Digital options including online and mobile payments are being conducted through alternative instruments such as PayDollar, Fastacash, PayPal and MOLPoints. These instruments are not only supplementing traditional cashless payments, but also changing the way consumers and merchants transact. The launch of the MasterPass digital payment platform by MasterCard in June 2014 is expected to further shift consumer focus on digital payments.
Growing prominence for mobile payments
According to the MasterCard Mobile Payments Readiness Index report released in 2012, Singapore was the most advanced market of the 34 countries surveyed, including the US, the UK and China, with a readiness score of 45.6. The country’s highly developed infrastructure, financial system and regulatory structure are the main reasons for its top ranking in this index.

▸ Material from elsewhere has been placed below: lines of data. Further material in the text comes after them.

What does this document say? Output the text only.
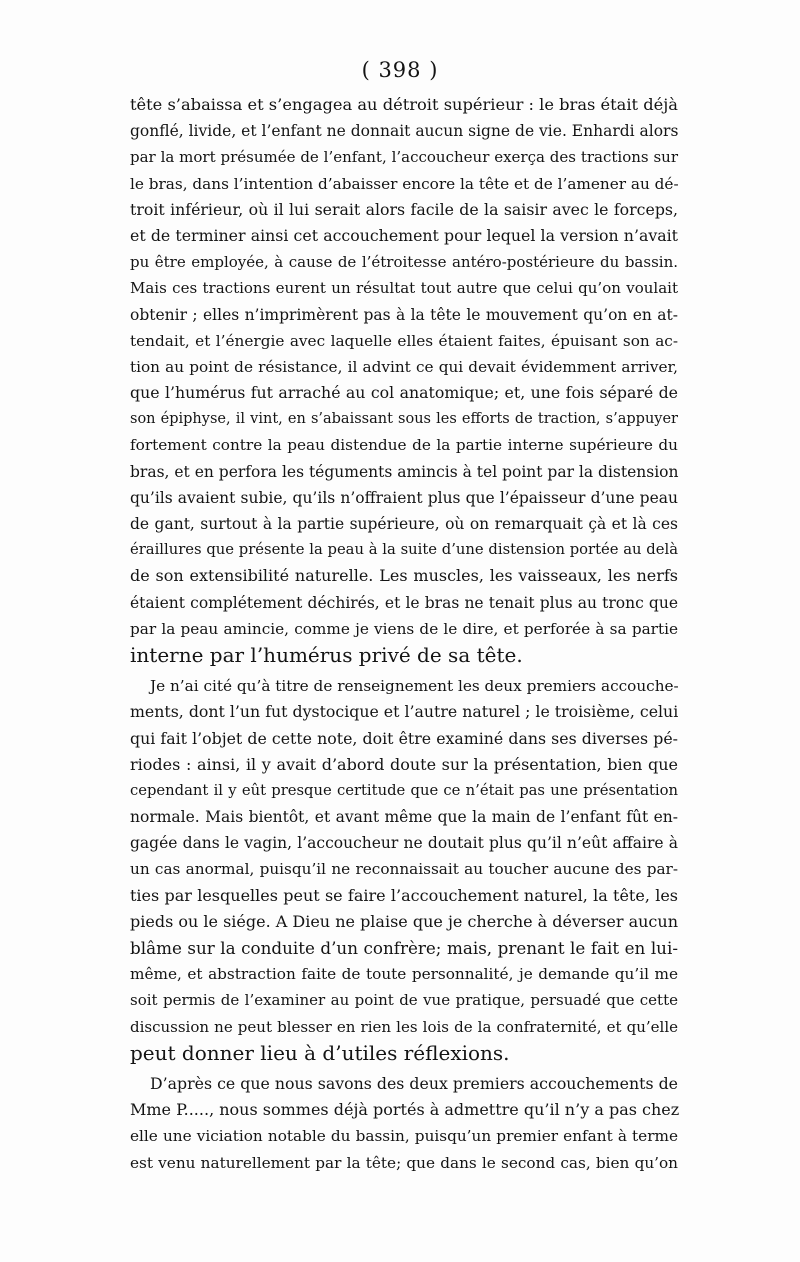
( 398 )
tête s’abaissa et s’engagea au détroit supérieur : le bras était déjà
gonflé, livide, et l’enfant ne donnait aucun signe de vie. Enhardi alors
par la mort présumée de l’enfant, l’accoucheur exerça des tractions sur
le bras, dans l’intention d’abaisser encore la tête et de l’amener au dé-
troit inférieur, où il lui serait alors facile de la saisir avec le forceps,
et de terminer ainsi cet accouchement pour lequel la version n’avait
pu être employée, à cause de l’étroitesse antéro-postérieure du bassin.
Mais ces tractions eurent un résultat tout autre que celui qu’on voulait
obtenir ; elles n’imprimèrent pas à la tête le mouvement qu’on en at-
tendait, et l’énergie avec laquelle elles étaient faites, épuisant son ac-
tion au point de résistance, il advint ce qui devait évidemment arriver,
que l’humérus fut arraché au col anatomique; et, une fois séparé de
son épiphyse, il vint, en s’abaissant sous les efforts de traction, s’appuyer
fortement contre la peau distendue de la partie interne supérieure du
bras, et en perfora les téguments amincis à tel point par la distension
qu’ils avaient subie, qu’ils n’offraient plus que l’épaisseur d’une peau
de gant, surtout à la partie supérieure, où on remarquait çà et là ces
éraillures que présente la peau à la suite d’une distension portée au delà
de son extensibilité naturelle. Les muscles, les vaisseaux, les nerfs
étaient complétement déchirés, et le bras ne tenait plus au tronc que
par la peau amincie, comme je viens de le dire, et perforée à sa partie
interne par l’humérus privé de sa tête.
Je n’ai cité qu’à titre de renseignement les deux premiers accouche-
ments, dont l’un fut dystocique et l’autre naturel ; le troisième, celui
qui fait l’objet de cette note, doit être examiné dans ses diverses pé-
riodes : ainsi, il y avait d’abord doute sur la présentation, bien que
cependant il y eût presque certitude que ce n’était pas une présentation
normale. Mais bientôt, et avant même que la main de l’enfant fût en-
gagée dans le vagin, l’accoucheur ne doutait plus qu’il n’eût affaire à
un cas anormal, puisqu’il ne reconnaissait au toucher aucune des par-
ties par lesquelles peut se faire l’accouchement naturel, la tête, les
pieds ou le siége. A Dieu ne plaise que je cherche à déverser aucun
blâme sur la conduite d’un confrère; mais, prenant le fait en lui-
même, et abstraction faite de toute personnalité, je demande qu’il me
soit permis de l’examiner au point de vue pratique, persuadé que cette
discussion ne peut blesser en rien les lois de la confraternité, et qu’elle
peut donner lieu à d’utiles réflexions.
D’après ce que nous savons des deux premiers accouchements de
Mme P....., nous sommes déjà portés à admettre qu’il n’y a pas chez
elle une viciation notable du bassin, puisqu’un premier enfant à terme
est venu naturellement par la tête; que dans le second cas, bien qu’on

Mobile payments are well established in Singapore, and consumers are very comfortable with various types of electronic payment; many use smartphones to make payments. With technological developments, increased smartphone penetration, a robust mobile banking infrastructure, and banks’ introduction of advanced security measures led to growth in mobile payments in Singapore.
In June 2014, Standard Chartered Bank in partnership with telecoms service provider SingTel introduced the Dash mobile money service, which allows consumers to download cash on their mobile phones directly from their bank accounts. Consumers can use the service to make payments at nearly 20,000 payments points in Singapore.